We received another phone call on Sunday 10th July from another helper from the charity, the lady that was looking after Flute told us more about him & his personality.
The same day Ollie was much worse, she was panting more than usual and kept trying to drink her body weight in water. Both of these were symptoms of her being in pain. As the day went on she didn’t get any better, in fact her breathing got worse and she went off her food.
I took her to the vets the next day as she still wasn’t eating but had been violently sick, the vet gave her medication to stop her being sick, an opioid injection for stronger pain relief and a couple of codeine tablets to help her through the next 2 days whilst we made the hardest decision any pet owner has to make!
We had already arranged to meet Flute that following Sunday but by the Wednesday Ollie was so much worse, she had at this point completely stopped eating. The vet had told us that the cause of her being sick was very likely because of her Kidneys. We knew at this point it was time. We knew that Ollie would be the one to tell us when she was ready. This was the day we all said goodbye to the kindest, happiest little girl that had enough love to give to everyone she met.

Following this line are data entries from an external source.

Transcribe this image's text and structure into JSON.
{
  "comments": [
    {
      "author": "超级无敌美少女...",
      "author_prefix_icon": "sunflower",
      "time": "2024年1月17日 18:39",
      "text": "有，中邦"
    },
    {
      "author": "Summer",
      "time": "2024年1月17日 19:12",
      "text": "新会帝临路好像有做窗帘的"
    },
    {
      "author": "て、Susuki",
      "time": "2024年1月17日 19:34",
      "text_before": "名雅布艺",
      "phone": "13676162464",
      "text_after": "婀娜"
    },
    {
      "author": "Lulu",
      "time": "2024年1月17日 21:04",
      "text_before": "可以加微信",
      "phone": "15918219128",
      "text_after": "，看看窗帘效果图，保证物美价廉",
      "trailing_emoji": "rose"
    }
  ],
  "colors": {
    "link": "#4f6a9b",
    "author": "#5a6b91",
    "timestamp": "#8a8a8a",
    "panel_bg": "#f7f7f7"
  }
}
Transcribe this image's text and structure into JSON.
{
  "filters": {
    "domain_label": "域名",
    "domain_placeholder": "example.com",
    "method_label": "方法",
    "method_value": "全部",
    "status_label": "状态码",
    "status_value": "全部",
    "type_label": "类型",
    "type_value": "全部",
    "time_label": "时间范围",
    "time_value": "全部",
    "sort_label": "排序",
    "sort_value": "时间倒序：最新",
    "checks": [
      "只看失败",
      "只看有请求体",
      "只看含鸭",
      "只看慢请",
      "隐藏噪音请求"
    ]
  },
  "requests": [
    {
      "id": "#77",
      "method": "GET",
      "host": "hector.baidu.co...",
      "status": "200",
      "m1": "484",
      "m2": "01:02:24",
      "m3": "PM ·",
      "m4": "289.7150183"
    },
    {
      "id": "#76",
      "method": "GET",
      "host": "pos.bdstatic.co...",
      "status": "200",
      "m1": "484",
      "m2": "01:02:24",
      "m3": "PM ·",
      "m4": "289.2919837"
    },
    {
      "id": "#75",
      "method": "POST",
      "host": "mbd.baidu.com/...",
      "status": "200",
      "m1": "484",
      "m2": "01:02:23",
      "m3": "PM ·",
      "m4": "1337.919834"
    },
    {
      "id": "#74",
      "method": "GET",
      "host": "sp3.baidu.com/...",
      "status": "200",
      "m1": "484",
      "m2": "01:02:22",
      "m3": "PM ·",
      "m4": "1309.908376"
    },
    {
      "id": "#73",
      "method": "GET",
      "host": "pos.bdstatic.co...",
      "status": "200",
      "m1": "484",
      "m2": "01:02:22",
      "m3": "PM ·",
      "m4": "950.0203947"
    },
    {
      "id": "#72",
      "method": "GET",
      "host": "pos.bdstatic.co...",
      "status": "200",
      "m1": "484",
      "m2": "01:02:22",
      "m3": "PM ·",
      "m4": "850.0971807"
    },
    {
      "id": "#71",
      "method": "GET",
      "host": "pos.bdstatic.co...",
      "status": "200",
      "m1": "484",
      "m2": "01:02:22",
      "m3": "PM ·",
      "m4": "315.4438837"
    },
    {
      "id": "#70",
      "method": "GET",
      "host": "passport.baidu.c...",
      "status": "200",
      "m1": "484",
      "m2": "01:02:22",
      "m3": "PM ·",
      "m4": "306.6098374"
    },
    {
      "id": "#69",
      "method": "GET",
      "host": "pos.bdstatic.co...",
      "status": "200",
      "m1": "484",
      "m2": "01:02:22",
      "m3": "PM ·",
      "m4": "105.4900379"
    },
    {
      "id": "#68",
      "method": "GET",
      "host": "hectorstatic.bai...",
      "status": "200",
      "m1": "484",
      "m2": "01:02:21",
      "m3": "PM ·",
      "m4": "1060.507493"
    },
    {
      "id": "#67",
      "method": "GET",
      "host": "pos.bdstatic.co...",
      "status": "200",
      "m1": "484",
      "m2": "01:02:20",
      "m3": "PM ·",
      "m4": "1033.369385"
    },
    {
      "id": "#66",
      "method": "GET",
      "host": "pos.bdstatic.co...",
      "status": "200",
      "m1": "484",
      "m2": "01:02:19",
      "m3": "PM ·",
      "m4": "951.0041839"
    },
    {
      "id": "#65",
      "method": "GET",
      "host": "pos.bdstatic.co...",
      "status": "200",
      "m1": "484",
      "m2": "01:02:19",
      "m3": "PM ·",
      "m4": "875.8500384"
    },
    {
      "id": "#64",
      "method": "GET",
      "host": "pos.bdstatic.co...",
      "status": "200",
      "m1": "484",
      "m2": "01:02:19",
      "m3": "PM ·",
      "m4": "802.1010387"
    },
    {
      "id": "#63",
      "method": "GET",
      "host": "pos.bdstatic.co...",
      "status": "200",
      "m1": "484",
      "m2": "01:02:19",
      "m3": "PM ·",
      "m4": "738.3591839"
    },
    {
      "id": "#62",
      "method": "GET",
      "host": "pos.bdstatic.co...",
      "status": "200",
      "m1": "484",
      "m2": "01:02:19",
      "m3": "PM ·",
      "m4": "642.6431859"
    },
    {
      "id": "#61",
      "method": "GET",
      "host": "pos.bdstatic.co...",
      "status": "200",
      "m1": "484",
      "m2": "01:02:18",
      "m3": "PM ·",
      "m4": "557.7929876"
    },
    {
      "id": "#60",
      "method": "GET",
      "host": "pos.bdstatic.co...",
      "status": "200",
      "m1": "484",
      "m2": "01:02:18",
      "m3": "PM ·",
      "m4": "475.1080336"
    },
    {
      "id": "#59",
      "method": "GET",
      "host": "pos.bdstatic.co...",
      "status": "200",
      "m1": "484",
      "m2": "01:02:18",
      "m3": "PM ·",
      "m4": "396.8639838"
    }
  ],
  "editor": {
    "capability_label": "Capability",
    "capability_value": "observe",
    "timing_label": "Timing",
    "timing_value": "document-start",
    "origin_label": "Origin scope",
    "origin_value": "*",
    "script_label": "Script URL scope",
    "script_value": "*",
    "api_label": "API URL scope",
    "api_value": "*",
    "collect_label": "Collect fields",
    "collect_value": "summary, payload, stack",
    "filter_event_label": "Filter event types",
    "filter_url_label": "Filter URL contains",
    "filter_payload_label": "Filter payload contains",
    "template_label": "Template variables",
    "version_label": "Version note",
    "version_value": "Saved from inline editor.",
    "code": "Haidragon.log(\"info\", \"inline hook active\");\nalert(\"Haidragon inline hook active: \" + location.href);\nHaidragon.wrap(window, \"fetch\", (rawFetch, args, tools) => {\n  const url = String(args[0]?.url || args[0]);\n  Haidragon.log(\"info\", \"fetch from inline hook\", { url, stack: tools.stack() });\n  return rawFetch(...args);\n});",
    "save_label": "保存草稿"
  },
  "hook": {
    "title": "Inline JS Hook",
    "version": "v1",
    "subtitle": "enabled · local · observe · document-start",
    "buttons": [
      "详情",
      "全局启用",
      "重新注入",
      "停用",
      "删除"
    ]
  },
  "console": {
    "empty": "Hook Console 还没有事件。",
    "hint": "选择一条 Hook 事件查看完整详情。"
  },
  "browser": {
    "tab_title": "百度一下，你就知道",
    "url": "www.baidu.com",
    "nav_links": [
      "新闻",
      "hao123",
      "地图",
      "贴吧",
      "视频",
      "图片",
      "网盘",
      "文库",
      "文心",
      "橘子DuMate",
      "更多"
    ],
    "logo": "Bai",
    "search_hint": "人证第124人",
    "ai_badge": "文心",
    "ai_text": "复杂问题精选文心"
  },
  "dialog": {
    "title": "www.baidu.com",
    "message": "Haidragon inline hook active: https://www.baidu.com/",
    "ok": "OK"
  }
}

Our hearts broke, we were lucky enough to have met this sweet girl when she was four weeks old and honoured to be in her life as her ‘Fur-Mummies until she reached an incredible age of 13 yrs and 4 months.
We were all so lost, we could only focus on the moment, I had completely forgotten about that young whippet we were supposed to be meeting! All four of us were supposed to be meeting him!
Poor Jaxon, he was so lost! His whole world had been turned inside out & upside down!
We were now starting to realise that this was a dog that wouldn’t do well on his own.
With the support of all our friends and family and the thought of that little whippet in need. The decision was made easier to continue with the original plan.
So, Sunday 17th July 2016 the three of us jumped in the car and headed to Hertfordshire to meet the little Whippet named Flute! All being well if he and Jaxon got on we would be bringing him home that day and he would have a new name!
Two hours after arriving at the kennels where Flute was kept, we were returning home as a family of four again.
We all fell instantly in love with him! He might be a tiny boy but he has a big heart, he loves life, everyone he meets and thinks everyone should love him the same too and believe me, you will!